We affirm the judgment of the trial court.
. Provided the evidence raised the issue of the existence of a common law marriage, practice under former Article 38.11 also required the trial court, on request, to submit the issue of the existence of a common law marriage to the jury, with an instruction to disregard evidence obtained through a witness, if the jury found the witness was the "common law” spouse of the accused. E.g., Aguilar, 715 S.W.2d at 646, citing Huffman v. State, 450 S.W.2d 858 (Tex.Crim.App.1970). In Aguilar, the trial court ruled, pre-trial, there was no spousal relationship between the accused and a witness whose testimony he sought to exclude; the controlling issue on appeal was whether the trial court correctly refused appellant’s request to submit the issue to the jury. 715 S.W.2d at 647.
. Subchapter E of Title One of the Family Code also governs procedures for formalizing such marriages and refers to them as "Marriage Without Formalities.” In the remainder of this opinion we will refer to these marriages as informal marriages.
. Accordingly, this court need not address the issue whether adoption of the Tex.R.Crim.Evid. 104(a) and 504 will preclude the accused from submitting the issue of the existence of an informal marriage to the jury. See supra, n. 1; Goode, Wellborn & Sharlot, § 504.2 at 257 (33 Texas Practice 1988); 1 J. Wicker, Texas Law of Evidence Civil and Criminal § 2 at 2, (Texas Practice 3d ed., 1986 Supp.). See also, Bodde v. State, 568 S.W.2d 344, 352 (Tex.Crim.App.1978) (en banc), cert. denied, 440 U.S. 968, 99 S.Ct. 1520, 59 L.Ed.2d 784 (1979), citing 9 Wigmore, Evidence §§ 2549-50 (3d ed. 1940) (‘better view” is that trial judge decide existence of "common law” marriage for purposes of claim of spousal privilege); accord, Lackey v. State, 638 S.W.2d 439, 444 (Tex.Crim.App.1982) (en banc) (citing same).
. Since Butler was not 18 years of age, she would have required either parental consent, pursuant to Tex.Fam.Code Ann. § 1.52 (Vernon 1975 & Supp.1989) or consent of the court, pursuant to § 1.53(a) of the Family Code, in order to enter into a formal marriage. The Family Code would not constrain Butler’s entering an informal marital relationship with the appellant under Section 1.91(a)(2), however, since Section 2.41(b) of the Family Code renders such a marriage merely voidable and not void.

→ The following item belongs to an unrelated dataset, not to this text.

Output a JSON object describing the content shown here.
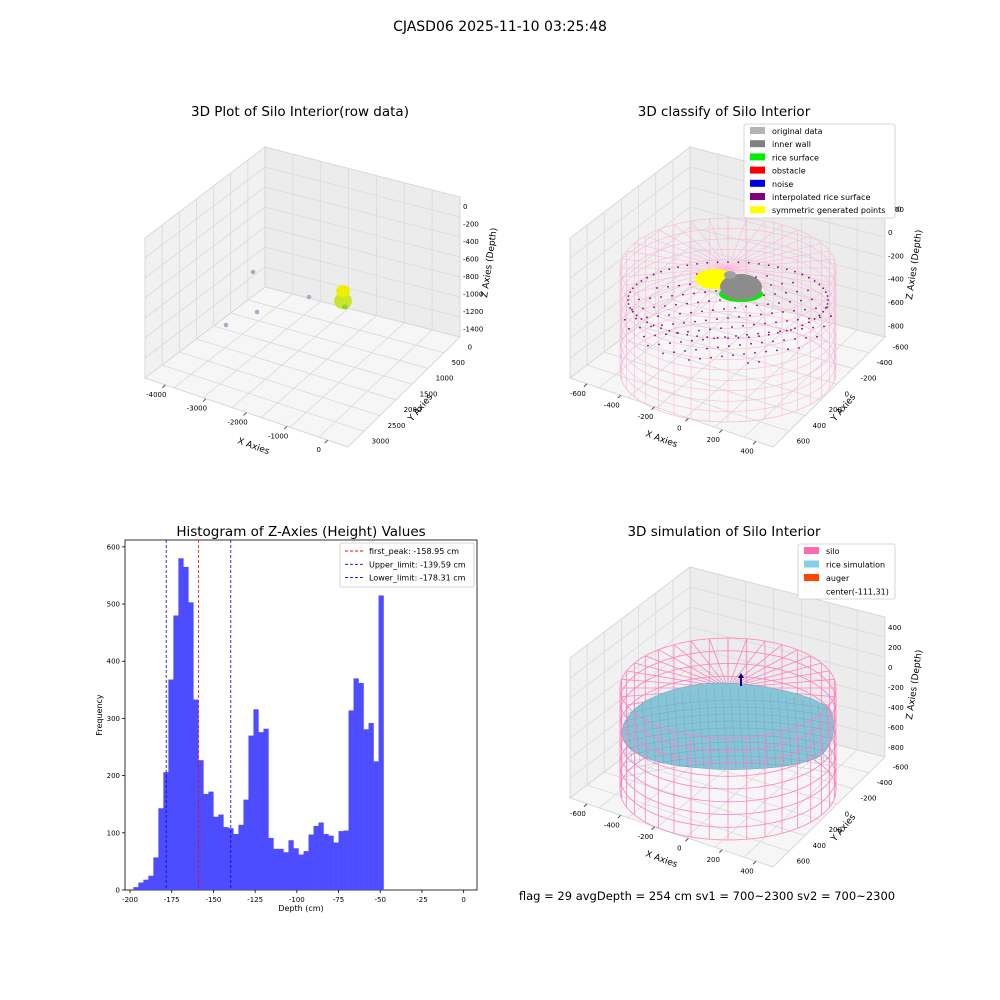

. An alternative rationale for the practice is that the State seeks to avoid the consequences of a broader rule of practice: under certain circumstances, the State will be bound by exculpatory statements in a confession unless it disproves the statements beyond a reasonable doubt. E.g., Rogers v. State, 687 S.W.2d 337, 339 (Tex.Crim.App.1985) (en banc); Palafox v. State, 608 S.W.2d 177 (Tex.Crim.App.1979) (en banc); but see Palafox, 608 S.W.2d at 183-84 (Dally, J., dissenting) (criticizing practice).
. Unlike its federal counterpart, Tex.R.Crim.Evid. 106 does not require the original party offering the evidence to offer the remainder. Compare Rule 106 with Fed.R.Evid. 106; see Goode, Well-born & Sharlot, § 106.1 at 28; Herasimchuk, at 74.
. Appellant’s point of error does not encompass the deletions in this paragraph.